L’Organizzazione dei Paesi esportatori di petrolio (Opec) è un’organizzazione intergovernativa permanente, creata alla Conferenza di Baghdad del settembre 1960, da Iran, Iraq, Kuwait, Arabia Saudita e Venezuela. A questi paesi si unirono successivamente il Qatar (1961), l’Indonesia (1962), la Libia (1962), gli Emirati Arabi Uniti (1967), l’Algeria (1969), la Nigeria (1971), l’Ecuador (1973), il Gabon (1975), l’Angola (2007), Guinea Equatoriale (2017) e Congo (2018). L’Ecuador ha sospeso l’adesione nel dicembre 1992, ma è rientrato nell’ottobre 2007. L’Indonesia ha sospeso l’adesione nel gennaio 2009 per rientrarvi nel 2016 e sospendere nuovamente l’adesione alla fine dello stesso anno. Il Gabon ha terminato la sua adesione nel gennaio 1995 ma è rientrato a far parte dell’Organizzazione nel luglio 2016. Il Qatar è invece uscito nel gennaio 2019. Al 2019, quindi, l’organizzazione conta un totale di 14 paesi membri.

L’obiettivo dell’Opec, come si legge nel sito ufficiale “è di coordinare e unificare le politiche petrolifere tra gli Stati membri, al fine di garantire prezzi equi e stabili per i produttori di petrolio, una fornitura efficiente, economica e regolare di petrolio alle nazioni consumatrici e un equo ritorno sul capitale a coloro che investono nel settore”.

Secondo le stime diffuse dalla stessa organizzazione, il 79,4% delle riserve petrolifere comprovate a livello mondiale si trova nei paesi membri dell’Opec. La maggior parte delle riserve petrolifere in possesso dell’organizzazione, pari al 64,5%, si trova in Medio Oriente. Secondo l’organizzazione, quindi, le riserve petrolifere dell’Opec ammontano a 1.189,80 miliardi di barili.

Alla fine del 2016 è nato poi l‘Opec Plus o ‘Opec/Non-Opec Joint Ministerial Monitoring Committee (Jmmc)’. L’obiettivo dichiarato è ancora una volta quello della stabilizzazione dei prezzi ma coinvolge quasi il quasi doppio di paesi Opec. Jmmc comprende infatti i 14 membri dell’Opec e i produttori Non-Opec: Azerbaijan, Bahrein, Brunei, Kazakhstan, Malaysia, Messico, Oman, Russia, Sudan, Sud Sudan. Opec Plus produce quindi il 71% del petrolio mondiale.

Focus 1
Chi consuma più greggio

Secondo i dati forniti dalla Eia (US Energy Information Administration), già dal 2013 la Repubblica Popolare Cinese era diventata il primo importatore netto di petrolio e, con il calo della produzione interna, ha raggiunto il primato mondiale. La Cina importa greggio per il 56% da Paesi produttori Opec (in calo rispetto agli anni precedenti) dalla Russia per il 14% e dal Brasile per il 5%. Mosca nel 2017 si è infatti confermato il primo fornitore di Pechino. Al secondo posto tra i consumatori di greggio troviamo poi gli Stati Uniti.

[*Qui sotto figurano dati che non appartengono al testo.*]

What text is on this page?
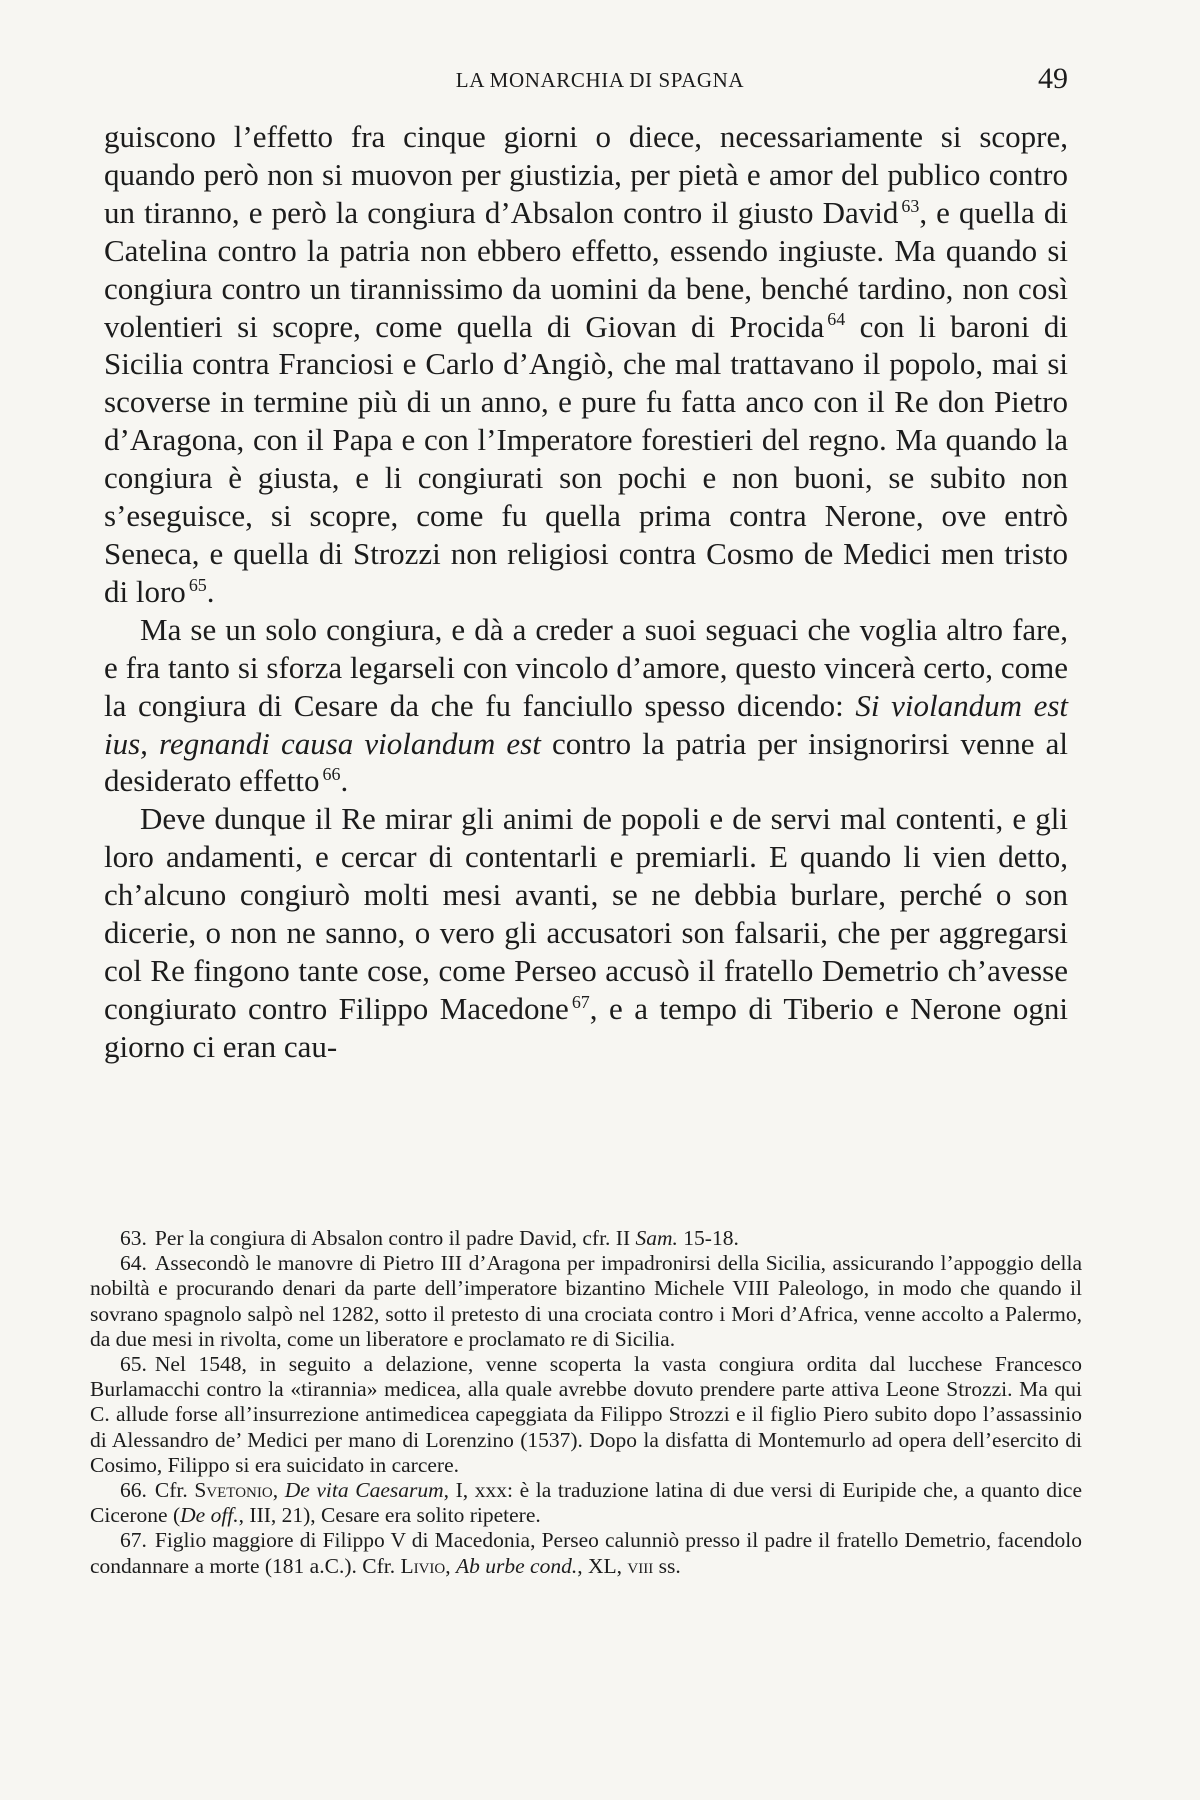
LA MONARCHIA DI SPAGNA	49

guiscono l’effetto fra cinque giorni o diece, necessariamente si scopre, quando però non si muovon per giustizia, per pietà e amor del publico contro un tiranno, e però la congiura d’Absalon contro il giusto David $^{63}$, e quella di Catelina contro la patria non ebbero effetto, essendo ingiuste. Ma quando si congiura contro un tirannissimo da uomini da bene, benché tardino, non così volentieri si scopre, come quella di Giovan di Procida $^{64}$ con li baroni di Sicilia contra Franciosi e Carlo d’Angiò, che mal trattavano il popolo, mai si scoverse in termine più di un anno, e pure fu fatta anco con il Re don Pietro d’Aragona, con il Papa e con l’Imperatore forestieri del regno. Ma quando la congiura è giusta, e li congiurati son pochi e non buoni, se subito non s’eseguisce, si scopre, come fu quella prima contra Nerone, ove entrò Seneca, e quella di Strozzi non religiosi contra Cosmo de Medici men tristo di loro $^{65}$.

Ma se un solo congiura, e dà a creder a suoi seguaci che voglia altro fare, e fra tanto si sforza legarseli con vincolo d’amore, questo vincerà certo, come la congiura di Cesare da che fu fanciullo spesso dicendo: Si violandum est ius, regnandi causa violandum est contro la patria per insignorirsi venne al desiderato effetto $^{66}$.

Deve dunque il Re mirar gli animi de popoli e de servi mal contenti, e gli loro andamenti, e cercar di contentarli e premiarli. E quando li vien detto, ch’alcuno congiurò molti mesi avanti, se ne debbia burlare, perché o son dicerie, o non ne sanno, o vero gli accusatori son falsarii, che per aggregarsi col Re fingono tante cose, come Perseo accusò il fratello Demetrio ch’avesse congiurato contro Filippo Macedone $^{67}$, e a tempo di Tiberio e Nerone ogni giorno ci eran cau-

63. Per la congiura di Absalon contro il padre David, cfr. II Sam. 15-18.

64. Assecondò le manovre di Pietro III d’Aragona per impadronirsi della Sicilia, assicurando l’appoggio della nobiltà e procurando denari da parte dell’imperatore bizantino Michele VIII Paleologo, in modo che quando il sovrano spagnolo salpò nel 1282, sotto il pretesto di una crociata contro i Mori d’Africa, venne accolto a Palermo, da due mesi in rivolta, come un liberatore e proclamato re di Sicilia.

65. Nel 1548, in seguito a delazione, venne scoperta la vasta congiura ordita dal lucchese Francesco Burlamacchi contro la «tirannia» medicea, alla quale avrebbe dovuto prendere parte attiva Leone Strozzi. Ma qui C. allude forse all’insurrezione antimedicea capeggiata da Filippo Strozzi e il figlio Piero subito dopo l’assassinio di Alessandro de’ Medici per mano di Lorenzino (1537). Dopo la disfatta di Montemurlo ad opera dell’esercito di Cosimo, Filippo si era suicidato in carcere.

66. Cfr. Svetonio, De vita Caesarum, I, xxx: è la traduzione latina di due versi di Euripide che, a quanto dice Cicerone (De off., III, 21), Cesare era solito ripetere.

67. Figlio maggiore di Filippo V di Macedonia, Perseo calunniò presso il padre il fratello Demetrio, facendolo condannare a morte (181 a.C.). Cfr. Livio, Ab urbe cond., XL, viii ss.
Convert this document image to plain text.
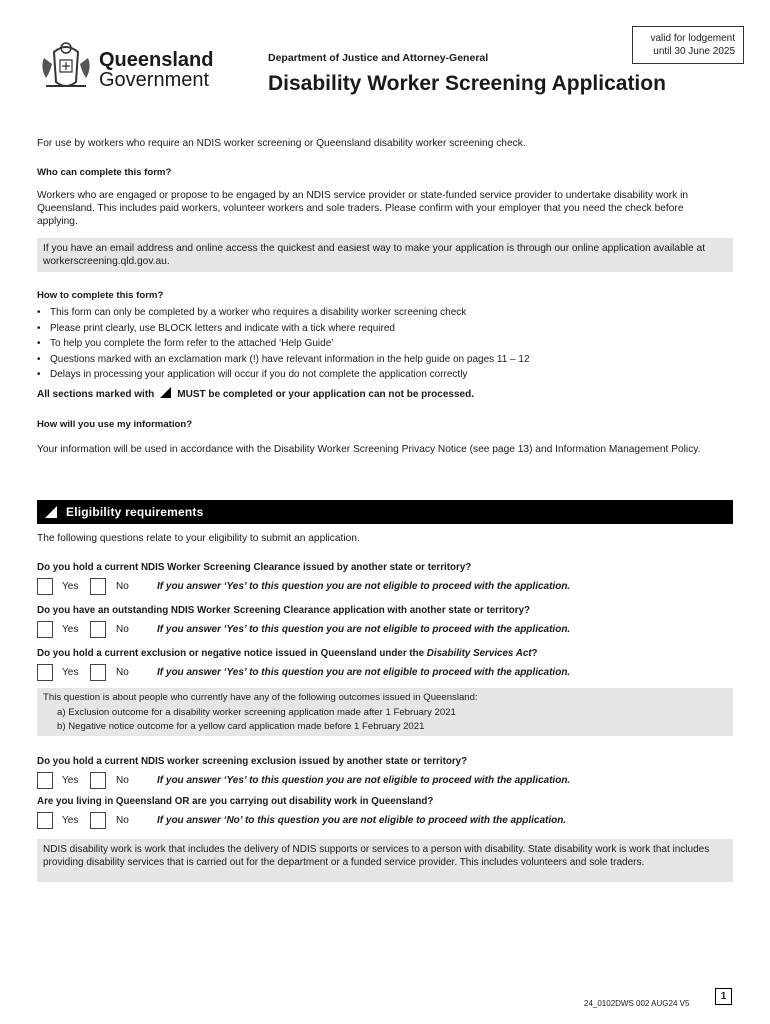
Queensland
Government
Department of Justice and Attorney-General
Disability Worker Screening Application
valid for lodgement
until 30 June 2025
For use by workers who require an NDIS worker screening or Queensland disability worker screening check.
Who can complete this form?
Workers who are engaged or propose to be engaged by an NDIS service provider or state-funded service provider to undertake disability work in Queensland. This includes paid workers, volunteer workers and sole traders. Please confirm with your employer that you need the check before applying.
If you have an email address and online access the quickest and easiest way to make your application is through our online application available at workerscreening.qld.gov.au.
How to complete this form?
• This form can only be completed by a worker who requires a disability worker screening check
• Please print clearly, use BLOCK letters and indicate with a tick where required
• To help you complete the form refer to the attached ‘Help Guide’
• Questions marked with an exclamation mark (!) have relevant information in the help guide on pages 11 – 12
• Delays in processing your application will occur if you do not complete the application correctly
All sections marked with MUST be completed or your application can not be processed.
How will you use my information?
Your information will be used in accordance with the Disability Worker Screening Privacy Notice (see page 13) and Information Management Policy.
Eligibility requirements
The following questions relate to your eligibility to submit an application.
Do you hold a current NDIS Worker Screening Clearance issued by another state or territory?
Yes	No	If you answer ‘Yes’ to this question you are not eligible to proceed with the application.
Do you have an outstanding NDIS Worker Screening Clearance application with another state or territory?
Yes	No	If you answer ‘Yes’ to this question you are not eligible to proceed with the application.
Do you hold a current exclusion or negative notice issued in Queensland under the Disability Services Act?
Yes	No	If you answer ‘Yes’ to this question you are not eligible to proceed with the application.
This question is about people who currently have any of the following outcomes issued in Queensland:
a) Exclusion outcome for a disability worker screening application made after 1 February 2021
b) Negative notice outcome for a yellow card application made before 1 February 2021
Do you hold a current NDIS worker screening exclusion issued by another state or territory?
Yes	No	If you answer ‘Yes’ to this question you are not eligible to proceed with the application.
Are you living in Queensland OR are you carrying out disability work in Queensland?
Yes	No	If you answer ‘No’ to this question you are not eligible to proceed with the application.
NDIS disability work is work that includes the delivery of NDIS supports or services to a person with disability. State disability work is work that includes providing disability services that is carried out for the department or a funded service provider. This includes volunteers and sole traders.
24_0102DWS 002 AUG24 V5
1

Secondo l’Eia tra i primi venti Paesi consumatori ci sono poi India, Giappone, Russia, Arabia Saudita, Brasile, Sud Corea, Germania, Canada, Messico, Iran, Francia, Indonesia, Regno Unito, Singapore, Thailandia, Italia, Spagna e Australia.

Focus 2
Chi ha il petrolio

I tre Paesi considerati i maggiori produttori di petrolio sono l’Arabia Saudita, la Russia e gli Stati Uniti. Definire quale dei tre Paesi produca di più non è semplice dal momento che la produzione dipende dagli anni. La loro produzione, comunque, si aggira tra i dodici e i quindici milioni di barili al giorno.

Il petrolio estratto da questi tre Paesi viene utilizzato per esigenze energetiche interne, ma anche per l’esportazione. Tra i maggiori esportatori c’è l’Arabia Saudita mentre Stati Uniti e Russia fanno uso del petrolio soprattutto per esigenze nazionali. Tra i Paesi produttori ed esportatori ci sono poi Iran, Iraq, Cina, Canada, Emirati Arabi Uniti, Messico, Kuwait, Iraq e Venezuela.